Description
Estimated time: 1 hour
Language: English
Summary of the lecture
This publication provides an overview of material selection for equipment exposed to chlorine, hydrogen chloride, and hydrochloric acid in industrial environments. It explains how moisture, contaminants, and process conditions dramatically affect corrosion behavior, and it summarizes the performance of carbon steels, stainless steels, nickel-containing alloys, and reactive metals under various operating conditions. The guide also presents corrosion limits, typical applications, and recommended alloys for safe and reliable service.
What you will learn:
- Understand the differing corrosion behaviors of chlorine, hydrogen chloride gas, and aqueous hydrochloric acid.

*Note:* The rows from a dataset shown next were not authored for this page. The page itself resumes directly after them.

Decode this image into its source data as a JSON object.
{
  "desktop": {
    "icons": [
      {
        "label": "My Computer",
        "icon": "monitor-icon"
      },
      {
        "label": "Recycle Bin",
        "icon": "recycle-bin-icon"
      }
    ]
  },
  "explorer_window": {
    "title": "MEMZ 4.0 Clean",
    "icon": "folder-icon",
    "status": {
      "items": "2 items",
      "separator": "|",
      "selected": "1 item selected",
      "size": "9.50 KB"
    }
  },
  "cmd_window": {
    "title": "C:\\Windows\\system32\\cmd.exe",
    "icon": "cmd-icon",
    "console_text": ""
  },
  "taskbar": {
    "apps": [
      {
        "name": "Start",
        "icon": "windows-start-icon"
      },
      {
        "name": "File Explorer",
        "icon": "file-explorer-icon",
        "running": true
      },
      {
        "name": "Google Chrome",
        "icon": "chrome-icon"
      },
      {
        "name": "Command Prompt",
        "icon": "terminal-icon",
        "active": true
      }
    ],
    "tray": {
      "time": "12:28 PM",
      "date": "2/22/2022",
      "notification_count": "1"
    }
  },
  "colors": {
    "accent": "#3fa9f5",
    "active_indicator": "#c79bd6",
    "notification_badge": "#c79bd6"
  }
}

- Identify how moisture, temperature, impurities, and oxidizing conditions influence material degradation.
- Recognize the performance characteristics of carbon steels, stainless steels, nickel-base alloys, copper alloys, titanium, zirconium, and tantalum in these environments.

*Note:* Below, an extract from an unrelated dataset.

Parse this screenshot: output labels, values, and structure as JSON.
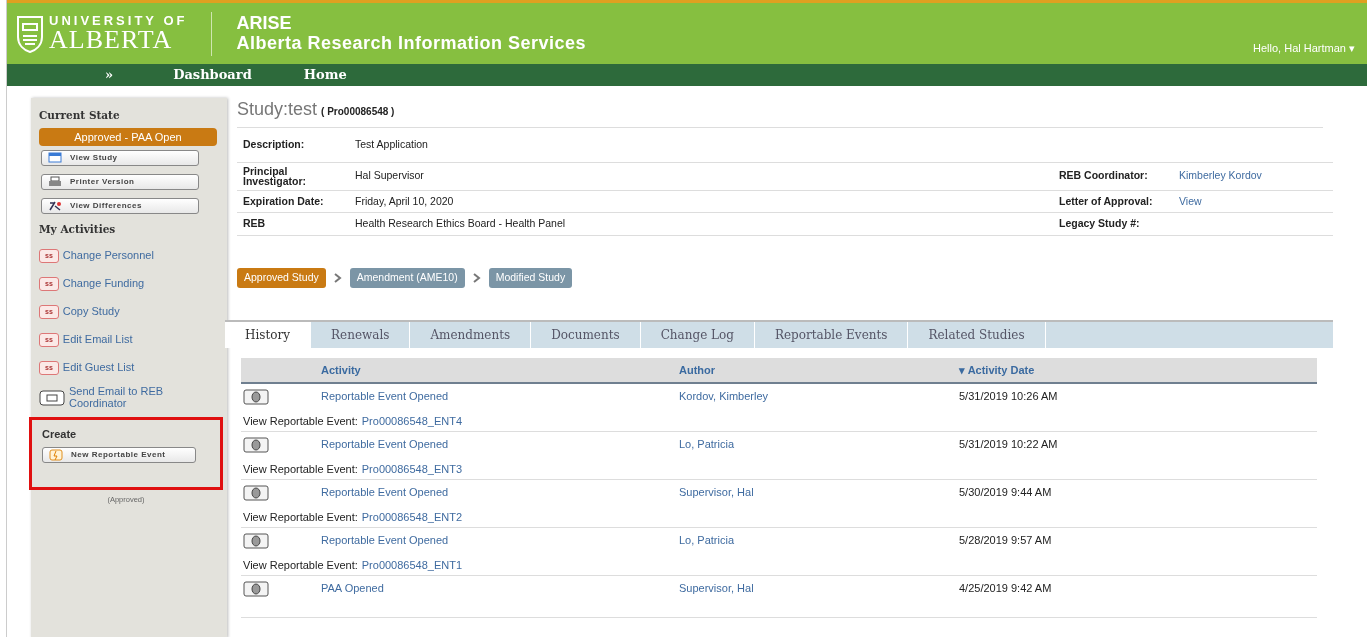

- Select appropriate alloys for specific process conditions using corrosion rate limits and material compatibility charts.
- Anticipate common corrosion problems (pitting, crevice corrosion, stress corrosion cracking) and understand when corrosion allowances are or are not appropriate.
- Apply knowledge of industrial chlorine and HCl production processes to anticipate corrosion risks and choose suitable materials for reactors, piping, tubing, and equipment internals.